Çeçenya Devlet Konseyi tarafından 1991-2005 yılları arasında yayınlanan verilere göre, Çeçenya'da yaklaşık 30-40 bini Çeçen olmak üzere 150-160 bin kişi öldü. Geri kalanlar Ruslar, Dağıstanlılar ve Çeçenya'da yaşayan diğer etnik grupların temsilcileri. Daha sonra, Çeçenya Devlet Konseyi başkanı Taus Dzhabrailov, Çeçenya'daki tüm kayıpların ölü sayısına dahil edildiğini ve belirttiği rakamların belgelenemediği için resmi sayılamayacağını kaydetti.

Nüfus sayımı verilerine göre, 1989 yılında Çeçen-İnguş Özerk Sovyet Sosyalist Cumhuriyeti'nde (nüfusun %24,8'i) 269,130 Rus yaşıyordu, 2010'da Çeçen Cumhuriyeti'nde 24382 Rus yaşıyor (%1,9).

Image
Image

Dördüncü bölüm. "Biz olduğumuz ve olacağımız şeyiz."

Ben 8 yaşındayken babam yanıma geldi ve "Oğlum, biri seni incitirse, bir tuğla al ve kafasına vur" dedi.

8 yaşındaki biri için tuhaf bir tavsiye, değil mi? Ama yıllar içinde büyüdüm ve bunun hayatımdaki en faydalı tavsiyelerden biri olduğunu anladım. Yıllar geçtikçe her şey daha da netleşti. Kızıl Terör'ü, Rusov'un sığır gibi nasıl vurulduğunu ve bastırıldığını okudum, akrabalarımın büyük büyükbabamın Alman esaretinde olması ve kaçması nedeniyle mayın kazmak için Urallara sürgün edildiğini öğrendim. Halkımın nasıl mülksüzleştirildiğini ve çamurun içinde ezildiğini öğrendim ve bir Rus'un böyle bir Rus'tan sonra nasıl komünist olabileceğini anlamadım?

Çeçenya, ardından Tuva, Azerbaycan, Tacikistan ve diğer yerel çatışmalar hakkında okudum. Halkımız neden direnmedi? Neden şimdi bile tüm bunlar bilinirken, yorumlarımızda spora ihtiyaç olmadığını, askerlik yapmanın bir tuzak olduğunu, bıçak taşımanın adeta psikopatlık olduğunu söylemeyi başardıklarını görüyorum. Ne de olsa, beni anlayın sevgili okuyucular, bugün sokakta birileri dövülecek, çünkü dövüş sanatları yapmak için zamanı yoktu.
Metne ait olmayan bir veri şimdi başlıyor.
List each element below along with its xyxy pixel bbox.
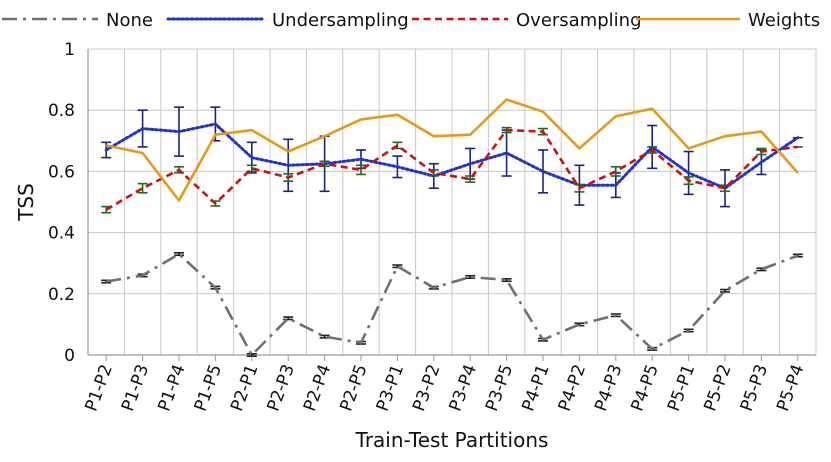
x-tick-label: P3-P5 [482,362,517,414]
series-line [105,128,798,211]
y-tick-label: 0.8 [48,101,75,121]
error-bar [137,182,148,194]
plot-frame [87,49,816,356]
x-tick-label: P4-P3 [591,362,626,414]
series-weights [105,98,799,202]
x-tick-label: P3-P1 [373,362,408,414]
x-tick-label: P5-P4 [773,362,808,414]
y-tick-label: 0.4 [48,224,75,244]
x-tick-label: P4-P1 [518,362,553,414]
legend-item-oversampling: Oversampling [412,10,642,31]
x-tick-label: P4-P5 [628,362,663,414]
legend: None Undersampling Oversampling Weights [2,10,820,31]
y-tick-label: 0.2 [48,285,75,305]
x-tick-label: P2-P3 [264,362,299,414]
series-undersampling [101,106,803,208]
error-bar [246,352,257,358]
x-tick-label: P4-P2 [555,362,590,414]
legend-item-none: None [2,10,153,31]
legend-label: Weights [748,10,820,31]
error-bar [720,288,730,293]
series-line [105,98,799,202]
series-line [104,122,800,190]
x-tick-label: P2-P1 [227,362,262,414]
y-axis-ticks: 0 0.2 0.4 0.6 0.8 1 [48,40,75,366]
legend-label: None [106,10,153,31]
legend-item-weights: Weights [636,10,820,31]
x-tick-label: P1-P4 [154,362,189,414]
error-bar [356,164,366,176]
x-tick-label: P3-P2 [409,362,444,414]
x-tick-label: P1-P5 [191,362,226,414]
series-none [101,251,803,358]
series-layer [101,98,803,358]
series-oversampling [101,126,803,214]
y-tick-label: 0 [64,346,75,366]
x-axis-ticks: P1-P2 P1-P3 P1-P4 P1-P5 P2-P1 P2-P3 P2-P4 P2-P5… [82,355,808,414]
x-tick-label: P1-P2 [82,362,117,414]
legend-label: Oversampling [516,10,642,31]
series-line [105,252,799,357]
x-tick-label: P5-P2 [700,362,735,414]
error-bar [174,251,184,257]
x-tick-label: P2-P4 [300,362,335,414]
gridlines [87,48,817,356]
x-tick-label: P2-P5 [336,362,371,414]
y-tick-label: 1 [64,40,75,60]
error-bar [283,316,294,321]
y-axis-label: TSS [14,183,38,222]
legend-item-undersampling: Undersampling [166,10,409,31]
x-tick-label: P3-P4 [446,362,481,414]
x-tick-label: P5-P1 [664,362,699,414]
x-axis-label: Train-Test Partitions [355,428,549,452]
x-tick-label: P5-P3 [737,362,772,414]
y-tick-label: 0.6 [48,162,75,182]
x-tick-label: P1-P3 [118,362,153,414]
legend-label: Undersampling [272,10,409,31]
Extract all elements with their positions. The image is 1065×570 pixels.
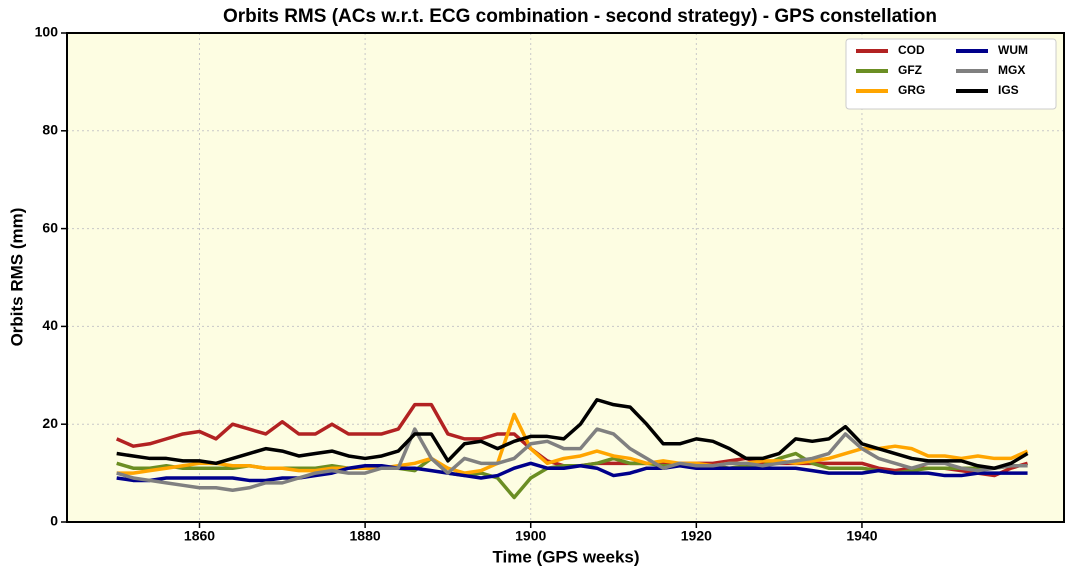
x-axis-label: Time (GPS weeks)	[492, 547, 639, 566]
x-tick-label: 1880	[350, 528, 381, 544]
y-tick-label: 100	[35, 24, 59, 40]
ticks: 0 20 40 60 80 100 1860 1880 1900 1920 1940	[35, 24, 878, 544]
legend-label: IGS	[998, 83, 1019, 97]
y-tick-label: 60	[42, 219, 58, 235]
legend-box	[845, 38, 1057, 110]
x-tick-label: 1940	[846, 528, 877, 544]
plot-background	[67, 33, 1064, 522]
series-line	[116, 398, 1029, 470]
y-tick-label: 80	[42, 122, 58, 138]
legend-label: WUM	[998, 43, 1028, 57]
x-tick-label: 1860	[184, 528, 215, 544]
lines	[115, 398, 1029, 500]
legend-label: MGX	[998, 63, 1025, 77]
legend: COD GFZ GRG WUM MGX IGS	[845, 38, 1057, 110]
series-line	[116, 427, 1028, 492]
legend-label: COD	[898, 43, 925, 57]
y-tick-label: 0	[50, 513, 58, 529]
x-tick-label: 1920	[681, 528, 712, 544]
legend-label: GFZ	[898, 63, 922, 77]
series-line	[116, 461, 1028, 483]
y-tick-label: 40	[42, 317, 58, 333]
x-tick-label: 1900	[515, 528, 546, 544]
y-tick-label: 20	[42, 415, 58, 431]
chart-title: Orbits RMS (ACs w.r.t. ECG combination -…	[223, 6, 937, 27]
y-axis-label: Orbits RMS (mm)	[7, 208, 26, 347]
legend-label: GRG	[898, 83, 925, 97]
plot-frame	[66, 32, 1065, 523]
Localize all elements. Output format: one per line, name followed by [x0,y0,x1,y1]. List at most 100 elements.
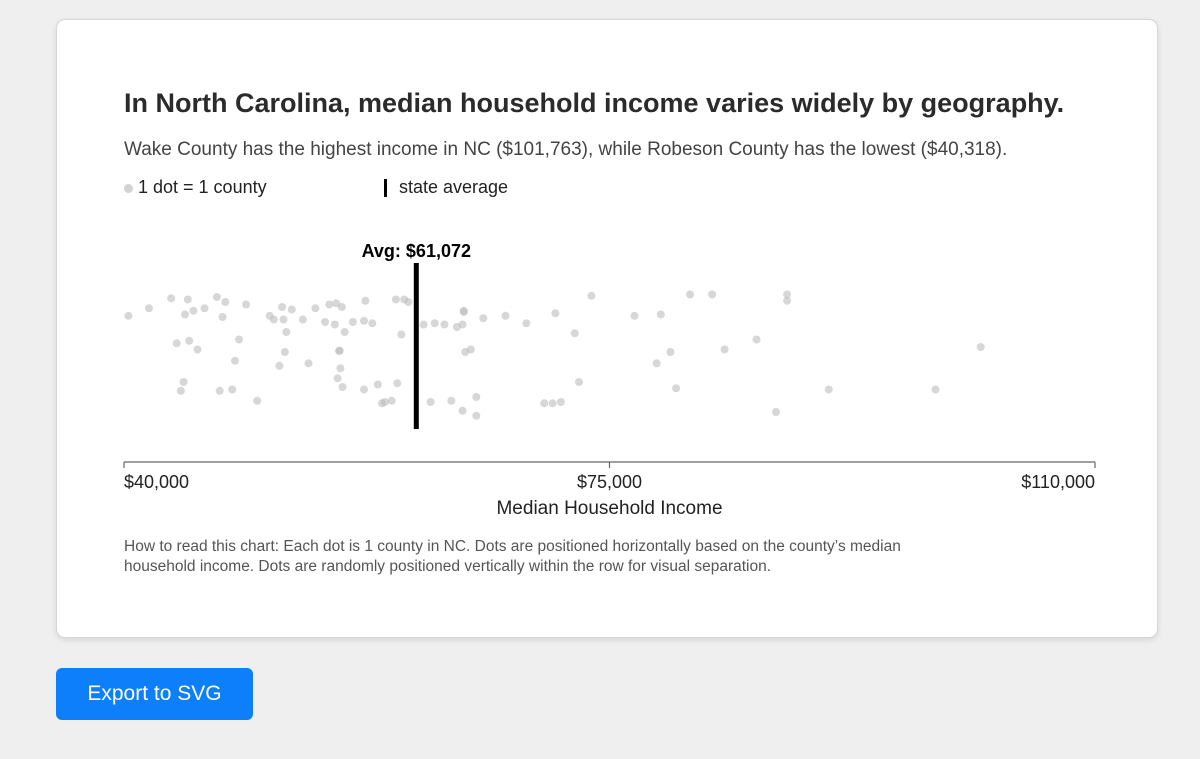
county-dot [458,320,467,329]
county-dot [279,315,288,324]
county-dot [458,406,467,415]
county-dot [479,314,488,323]
county-dot [540,399,549,408]
county-dot [335,346,344,355]
county-dot [193,345,202,354]
county-dot [228,385,237,394]
county-dot [720,345,729,354]
county-dot [430,319,439,328]
x-tick-label: $40,000 [124,472,189,492]
county-dot [652,359,661,368]
county-dot [575,378,583,386]
county-dot [672,384,681,393]
county-dot [783,296,792,305]
county-dot [298,315,307,324]
county-dot [235,335,244,344]
county-dot [361,296,370,305]
county-dot [215,386,224,395]
county-dot [752,335,761,344]
county-dot [338,383,347,391]
county-dot [772,408,780,416]
county-dot [551,309,560,318]
county-dot [176,386,185,395]
county-dot [124,311,133,320]
county-dot [275,361,284,370]
county-dot [330,320,339,329]
county-dot [242,300,251,309]
county-dot [630,311,639,320]
chart-title: In North Carolina, median household inco… [124,88,1065,118]
x-axis-title: Median Household Income [496,498,722,519]
county-dot [167,294,176,303]
county-dot [587,291,596,300]
county-dot [337,303,346,311]
county-dot [368,319,377,328]
county-dot [931,385,940,394]
average-label: Avg: $61,072 [362,241,471,261]
county-dot [218,313,227,321]
county-dot [321,318,330,326]
county-dot [783,290,792,299]
county-dot [708,290,717,299]
county-dot [212,293,221,301]
dot-plot: Avg: $61,072 $40,000 $75,000 $110,000 Medi… [123,241,1096,519]
chart-subtitle: Wake County has the highest income in NC… [124,139,1008,160]
county-dot [393,379,402,388]
county-dot [253,396,262,405]
county-dot [221,298,230,306]
county-dot [522,319,531,328]
county-dot [459,308,468,316]
dots-layer [124,290,985,420]
county-dot [287,305,296,314]
county-dot [976,343,985,351]
county-dot [348,318,357,326]
county-dot [501,311,510,320]
county-dot [360,385,368,394]
county-dot [556,398,565,406]
county-dot [280,348,289,356]
county-dot [440,320,449,329]
county-dot [179,378,188,386]
legend: 1 dot = 1 county state average [124,177,724,201]
county-dot [200,304,209,313]
county-dot [172,339,181,348]
county-dot [404,298,413,306]
chart-card: In North Carolina, median household inco… [56,19,1158,638]
county-dot [548,399,557,408]
county-dot [183,295,192,304]
county-dot [426,398,435,406]
county-dot [472,411,481,420]
county-dot [333,374,342,383]
export-svg-button[interactable]: Export to SVG [56,668,253,720]
x-axis-ticks: $40,000 $75,000 $110,000 [123,462,1096,492]
county-dot [360,316,368,325]
county-dot [686,290,694,299]
average-line-legend-label: state average [399,177,509,197]
county-dot [304,359,313,368]
dot-legend-icon [124,184,133,193]
county-dot [570,329,579,338]
county-dot [419,320,428,329]
county-dot [397,330,406,339]
dot-legend-label: 1 dot = 1 county [138,177,267,197]
county-dot [145,304,153,313]
county-dot [185,336,194,345]
county-dot [340,328,349,336]
x-tick-label: $110,000 [1021,472,1095,492]
county-dot [472,393,481,401]
county-dot [824,385,833,394]
county-dot [447,396,456,405]
county-dot [656,310,665,319]
county-dot [336,364,345,373]
county-dot [466,345,475,354]
county-dot [231,356,239,365]
county-dot [181,310,189,319]
county-dot [391,295,400,304]
county-dot [380,398,389,406]
county-dot [373,380,382,389]
county-dot [325,300,334,309]
county-dot [278,303,287,311]
county-dot [269,315,278,324]
how-to-read-note: How to read this chart: Each dot is 1 co… [124,538,901,575]
x-tick-label: $75,000 [577,472,642,492]
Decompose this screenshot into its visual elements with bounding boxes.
Yarın komşunuz öldürülecek çünkü travmanın kimseye faydası yok ve bu bir ponto değil. Ve sonra, seni ve tüm aileni öldürmeye gelecekleri gün gelecek ve seni öldürecekler, çünkü evde av tüfeği bulundurmak tehlikeli ve neden, çünkü sen hiç avcı değilsin.

Image
Image

Halkımızın tarihi savaşlar ve kan üzerine kurulmuştur. Bunun senin başına gelmeyeceğini mi sanıyorsun? İşte burada, çok uzakta değil, 10-20 yıl önce Rusya'da. Ve neden düşünelim, bugün, bir yerlerde, bir savaşta değil, iyi bir nedenle değil, 500 ruble ve bir cep telefonu için birileri öldürülüyor. Düşman yakınlarda bir yerde, aramızda dolaşıyor ve onunla ancak birlikte savaşabiliriz.

"Cezasızlık hoşgörüyü doğurur." Ve doğru, ilk çiftlerde suratından vurulduğunda birine vurmaya başlamak zordur. Travma nedeniyle karnınıza ateş etmeye başladığında birini kesmek zordur. İlk burun kırılana kadar, ilk bacağından vurulana kadar Rus düşmanı olmak eğlencelidir, ondan sonra Rus düşmanı olmak sadece eğlenceli değil, üzücü de. Her Rus köylünün evinde bir “Saiga” olacaksa ve çocukları göğüs göğüse dövüşte CCM olacaksa, o zaman Russophobes'u sadece peri masallarından duyacağız.

Hareketimiz her birimizle, hepimizle, büyük bir organizmayla, tek bir insanla başlar. Zamanımızın tüm büyük insanları sadece insanlar, senden daha iyi ve daha kötü değil. Her birimiz harika olabiliriz, her birimiz ortak hareketimize katkıda bulunabiliriz ve bundan sonra önceki bölümlerde anlatılan hiçbir şeyin tekrarlanmaması için bunu yapabiliriz.